Tuesday, August 28, 2018

Daily Lesson for August 28, 2018

Today’s Daily Lesson comes from Job chapter 6 verses 1 through 4 and 8 through 13:

Then Job answered: 
2 ‘O that my vexation were weighed,
   and all my calamity laid in the balances! 
3 For then it would be heavier than the sand of the sea;
   therefore my words have been rash. 
4 For the arrows of the Almighty* are in me;
   my spirit drinks their poison;
   the terrors of God are arrayed against me. 
8 ‘O that I might have my request,
   and that God would grant my desire; 
9 that it would please God to crush me,
   that he would let loose his hand and cut me off! 
10 This would be my consolation;
   I would even exult* in unrelenting pain;
   for I have not denied the words of the Holy One. 
11 What is my strength, that I should wait?
   And what is my end, that I should be patient? 
12 Is my strength the strength of stones,
   or is my flesh bronze? 
13 In truth I have no help in me,
   and any resource is driven from me.

There is a secret no one ever wanted to tell us when we were children — though some children are unlucky enough to have to find it out on their own. The secret is almost unmentionable, and knowing it makes us at first believe we are unpardonable. This is part of the power the secret has over us, and it is a part of what keeps us feeling isolated and alone.
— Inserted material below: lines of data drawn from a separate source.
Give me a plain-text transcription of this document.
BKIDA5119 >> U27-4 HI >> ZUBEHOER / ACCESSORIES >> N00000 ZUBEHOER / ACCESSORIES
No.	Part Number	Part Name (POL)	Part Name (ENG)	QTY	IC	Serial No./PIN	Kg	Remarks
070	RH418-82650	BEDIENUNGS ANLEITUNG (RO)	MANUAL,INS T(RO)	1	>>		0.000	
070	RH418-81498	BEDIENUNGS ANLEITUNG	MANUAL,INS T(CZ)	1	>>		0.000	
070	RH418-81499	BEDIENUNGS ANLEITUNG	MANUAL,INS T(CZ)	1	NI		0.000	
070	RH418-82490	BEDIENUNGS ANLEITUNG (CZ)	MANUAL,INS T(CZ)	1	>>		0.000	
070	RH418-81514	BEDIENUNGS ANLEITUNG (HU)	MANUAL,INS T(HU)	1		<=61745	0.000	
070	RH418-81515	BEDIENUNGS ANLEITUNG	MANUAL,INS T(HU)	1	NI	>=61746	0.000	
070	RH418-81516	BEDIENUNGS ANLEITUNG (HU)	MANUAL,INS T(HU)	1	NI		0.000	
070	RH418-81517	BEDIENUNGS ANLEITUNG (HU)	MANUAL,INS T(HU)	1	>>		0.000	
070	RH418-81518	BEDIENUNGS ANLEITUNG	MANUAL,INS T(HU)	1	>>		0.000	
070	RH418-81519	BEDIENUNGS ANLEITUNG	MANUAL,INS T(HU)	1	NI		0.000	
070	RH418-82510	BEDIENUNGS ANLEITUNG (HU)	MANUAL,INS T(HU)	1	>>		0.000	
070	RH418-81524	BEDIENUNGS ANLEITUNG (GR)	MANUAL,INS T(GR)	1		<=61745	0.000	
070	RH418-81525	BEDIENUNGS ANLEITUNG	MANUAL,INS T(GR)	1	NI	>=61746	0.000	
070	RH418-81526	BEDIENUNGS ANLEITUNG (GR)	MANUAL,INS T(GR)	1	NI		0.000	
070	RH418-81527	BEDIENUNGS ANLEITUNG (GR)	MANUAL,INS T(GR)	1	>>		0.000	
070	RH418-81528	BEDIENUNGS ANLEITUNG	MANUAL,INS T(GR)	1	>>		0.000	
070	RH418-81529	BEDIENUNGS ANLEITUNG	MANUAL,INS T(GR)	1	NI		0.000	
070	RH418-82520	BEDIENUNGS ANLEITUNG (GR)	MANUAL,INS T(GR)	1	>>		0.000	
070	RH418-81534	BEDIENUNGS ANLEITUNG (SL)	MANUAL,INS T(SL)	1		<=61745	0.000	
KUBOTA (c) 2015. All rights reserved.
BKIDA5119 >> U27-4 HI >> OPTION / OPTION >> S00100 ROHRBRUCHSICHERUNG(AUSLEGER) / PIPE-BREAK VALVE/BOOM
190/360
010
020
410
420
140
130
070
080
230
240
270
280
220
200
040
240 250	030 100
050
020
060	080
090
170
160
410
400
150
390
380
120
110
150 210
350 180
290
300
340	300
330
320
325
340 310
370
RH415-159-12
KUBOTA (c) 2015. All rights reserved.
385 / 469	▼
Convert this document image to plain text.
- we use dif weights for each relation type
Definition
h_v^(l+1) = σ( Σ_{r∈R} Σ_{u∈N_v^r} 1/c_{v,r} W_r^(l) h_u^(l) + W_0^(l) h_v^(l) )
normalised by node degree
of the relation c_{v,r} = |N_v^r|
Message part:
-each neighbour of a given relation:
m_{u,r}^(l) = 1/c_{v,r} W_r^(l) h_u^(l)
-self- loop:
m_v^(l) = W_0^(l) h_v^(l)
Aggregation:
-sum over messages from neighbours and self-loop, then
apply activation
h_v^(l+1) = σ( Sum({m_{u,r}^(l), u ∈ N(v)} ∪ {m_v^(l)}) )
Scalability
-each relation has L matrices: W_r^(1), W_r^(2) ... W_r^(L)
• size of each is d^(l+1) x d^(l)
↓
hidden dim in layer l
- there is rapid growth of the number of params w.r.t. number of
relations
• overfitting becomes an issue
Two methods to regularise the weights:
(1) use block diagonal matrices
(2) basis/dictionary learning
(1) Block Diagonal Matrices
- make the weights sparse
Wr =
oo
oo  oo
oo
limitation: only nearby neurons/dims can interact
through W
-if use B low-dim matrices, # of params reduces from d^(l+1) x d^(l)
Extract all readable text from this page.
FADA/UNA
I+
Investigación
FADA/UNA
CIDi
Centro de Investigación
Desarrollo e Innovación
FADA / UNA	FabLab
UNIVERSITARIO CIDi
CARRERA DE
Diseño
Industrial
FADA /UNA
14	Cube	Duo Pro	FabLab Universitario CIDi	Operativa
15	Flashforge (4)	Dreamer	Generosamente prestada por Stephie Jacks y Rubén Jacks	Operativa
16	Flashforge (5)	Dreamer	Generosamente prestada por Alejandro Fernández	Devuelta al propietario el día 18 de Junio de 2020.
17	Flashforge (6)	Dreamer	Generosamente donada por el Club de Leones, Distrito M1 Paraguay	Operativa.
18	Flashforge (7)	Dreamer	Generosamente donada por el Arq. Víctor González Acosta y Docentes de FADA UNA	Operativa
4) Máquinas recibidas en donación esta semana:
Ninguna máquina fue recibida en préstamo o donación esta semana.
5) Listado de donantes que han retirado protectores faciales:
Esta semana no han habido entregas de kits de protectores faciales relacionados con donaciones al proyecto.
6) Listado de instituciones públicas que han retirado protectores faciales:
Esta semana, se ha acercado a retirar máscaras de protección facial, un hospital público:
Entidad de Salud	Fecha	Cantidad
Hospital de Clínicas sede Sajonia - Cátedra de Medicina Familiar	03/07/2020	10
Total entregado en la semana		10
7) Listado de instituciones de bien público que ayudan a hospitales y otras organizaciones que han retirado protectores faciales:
The secret is that there will be times in life when we will simply wish to die. 

No one wants to tell the secret, because doing so feels like giving permission for the unmentionable.  It feels like blaspheme. It feels like sin.

That’s part of the power of the secret. It keeps us feeling like wretched sinners. It keeps us hiding. We don’t want anyone to know we have the secret.

Job dares to tell the secret. 

This may be the most significant and life-giving thing the book of Job gives us. It opens the door on the secret, lets light into the dark, and allows those hiding in the dark to see that they are not alone. Job makes the hidden secret an open one.

Job doesn’t take what we think or feel away. It is what it is and we still have to keep it.  But because of Job we no longer have to keep it a secret.


And this, too, is a kind of salvation.